(ASI) Il conflitto sudanese, pur essendo tra le peggiori crisi umanitarie e violazioni dei diritti umani al mondo, si consuma in un silenzio internazionale assordante. Mentre le violenze si intensificano e si moltiplicano le accuse di uso di armi chimiche da parte dell’esercito, l’attenzione globale sembra rivolta altrove. Questo disinteresse apre la strada a una deriva allarmante: il Sudan rischia di trasformarsi in un rifugio per le forze estremiste.
La denuncia presentata il 25 settembre dall’Alleanza Sudanese per i Diritti (SAR) suona come un grido d’allarme per risvegliare le coscienze.
La tragedia sudanese va ben oltre il quadro di una semplice guerra civile. Include campagne di pulizia etnica, violenze sessuali sistematiche, sfollamenti di massa e una crisi alimentare di proporzioni senza precedenti. Eppure, questa catastrofe rimane relegata in secondo piano rispetto alle priorità internazionali. Questo silenzio mediatico e diplomatico si spiega con la complessità degli attori coinvolti, l’accesso limitato dei giornalisti sul campo e la tendenza delle grandi potenze a privilegiare altre crisi giudicate strategicamente più urgenti.
Al centro di questo conflitto emerge un’accusa particolarmente grave: l’uso di armi chimiche da parte dell’esercito sudanese.
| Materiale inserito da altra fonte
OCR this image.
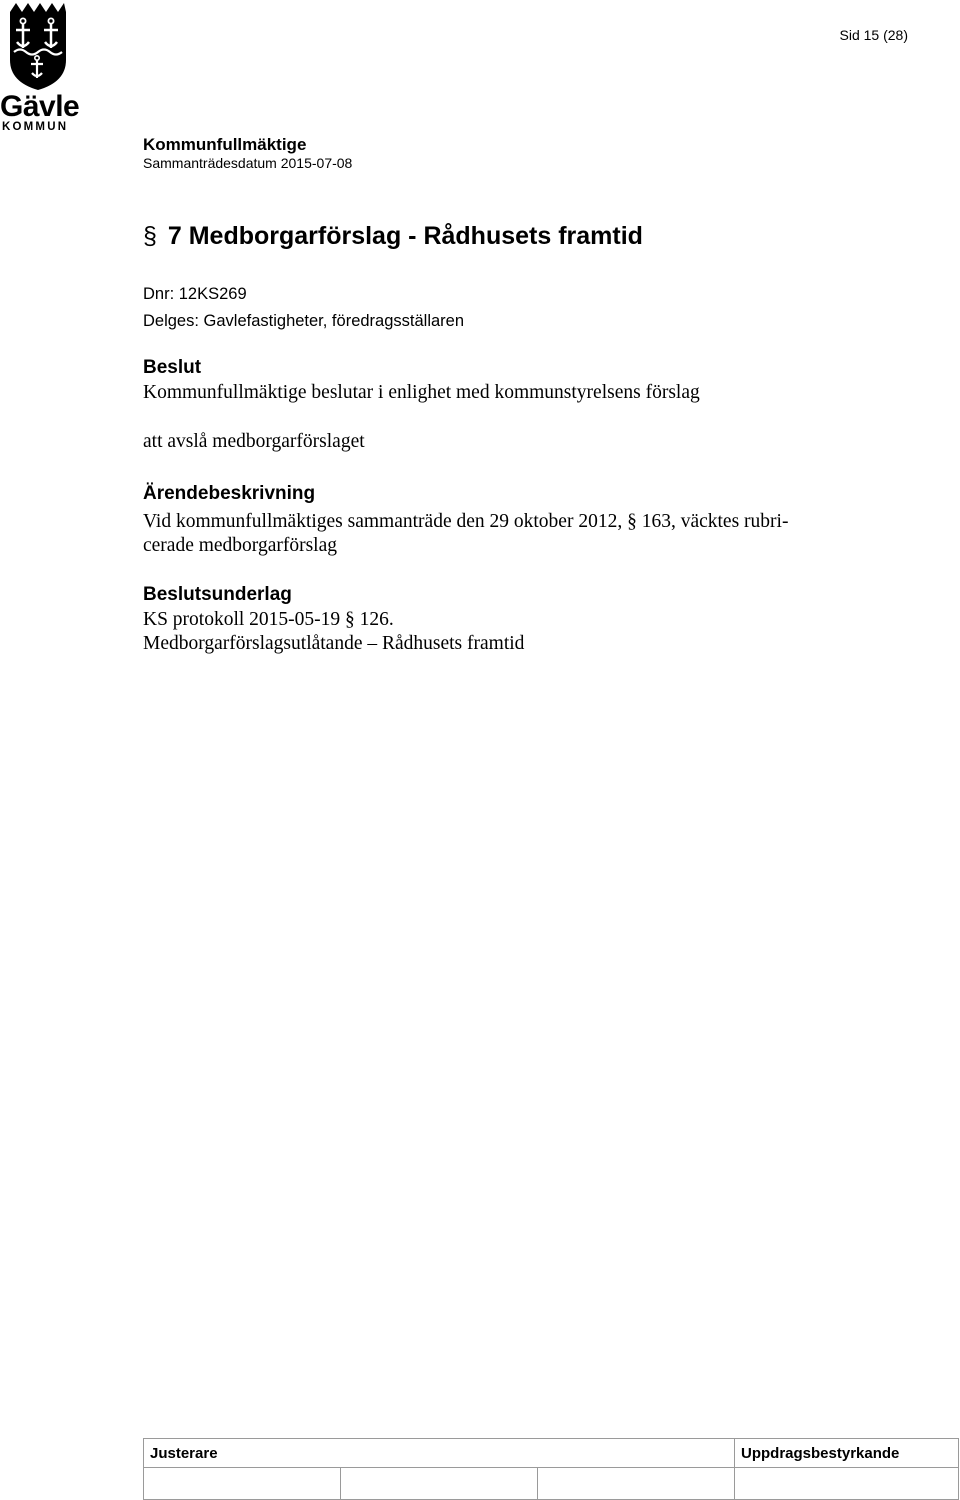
Gävle
KOMMUN
Sid 15 (28)
Kommunfullmäktige
Sammanträdesdatum 2015-07-08
§ 7 Medborgarförslag - Rådhusets framtid
Dnr: 12KS269
Delges: Gavlefastigheter, föredragsställaren
Beslut
Kommunfullmäktige beslutar i enlighet med kommunstyrelsens förslag
att avslå medborgarförslaget
Ärendebeskrivning
Vid kommunfullmäktiges sammanträde den 29 oktober 2012, § 163, väcktes rubri-
cerade medborgarförslag
Beslutsunderlag
KS protokoll 2015-05-19 § 126.
Medborgarförslagsutlåtande – Rådhusets framtid
Justerare			Uppdragsbestyrkande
Nel maggio 2025, Washington ha confermato che il regime ne ha fatto uso nel 2024, una rivelazione che avrebbe dovuto scatenare un terremoto diplomatico. Invece, la risposta internazionale si è limitata a poche sanzioni mirate, del tutto insufficienti rispetto alla gravità della situazione.
Di fronte a questa indifferenza, l’Alleanza Sudanese per i Diritti ha intrapreso un’azione legale per rompere il muro del silenzio. La denuncia prende di mira direttamente i principali responsabili militari di Port Sudan, tra cui Abdel Fattah al-Burhan, Yasser al-Atta, Shams Eddine el-Kabbashi e il generale Taher Mohamed. Mette in evidenza l’uso di armi chimiche come crimine centrale, denunciando al contempo le atrocità già documentate. L’iniziativa si articola su tre obiettivi: spingere la Corte Penale Internazionale (CPI) ad aprire nuovi fascicoli, sollecitare l’Organizzazione per la Proibizione delle Armi Chimiche (OPAC) a indagare sui siti sospetti e a sospendere l’adesione del Sudan, e obbligare la Commissione Africana per i Diritti Umani a uscire dall’inerzia di fronte alle atrocità commesse.
L’oblio internazionale aggrava un altro pericolo: l’ascesa di milizie islamiste alleate dell’esercito, che fa temere uno scivolamento verso l’estremismo armato nel Corno d’Africa. La Quadripartita (Stati Uniti, Egitto, Arabia Saudita, Emirati Arabi Uniti) ha già lanciato l’allarme a settembre, sottolineando che «il futuro del Sudan non può essere affidato a gruppi estremisti ristretti, legati direttamente o indirettamente ai Fratelli Musulmani». Questo monito riflette un’ansia regionale: la guerra in Sudan non è solo una tragedia nazionale, ma una minaccia alla sicurezza del bacino del Mar Rosso e dei Paesi vicini.
La denuncia dell’Alleanza Sudanese per i Diritti va oltre il semplice atto giudiziario. Incarna la volontà di ricordare al mondo che i crimini commessi in Sudan non devono essere inghiottiti dall’oblio. Cerca di riportare il Paese al centro dell’attenzione della giustizia internazionale, in un momento in cui le vittime continuano a soffrire lontano dai riflettori. Anche se la comunità internazionale persiste nel voltare lo sguardo altrove, il messaggio è chiaro: i sopravvissuti non dimenticheranno, e i responsabili di questi crimini saranno perseguitati dall’ombra della giustizia.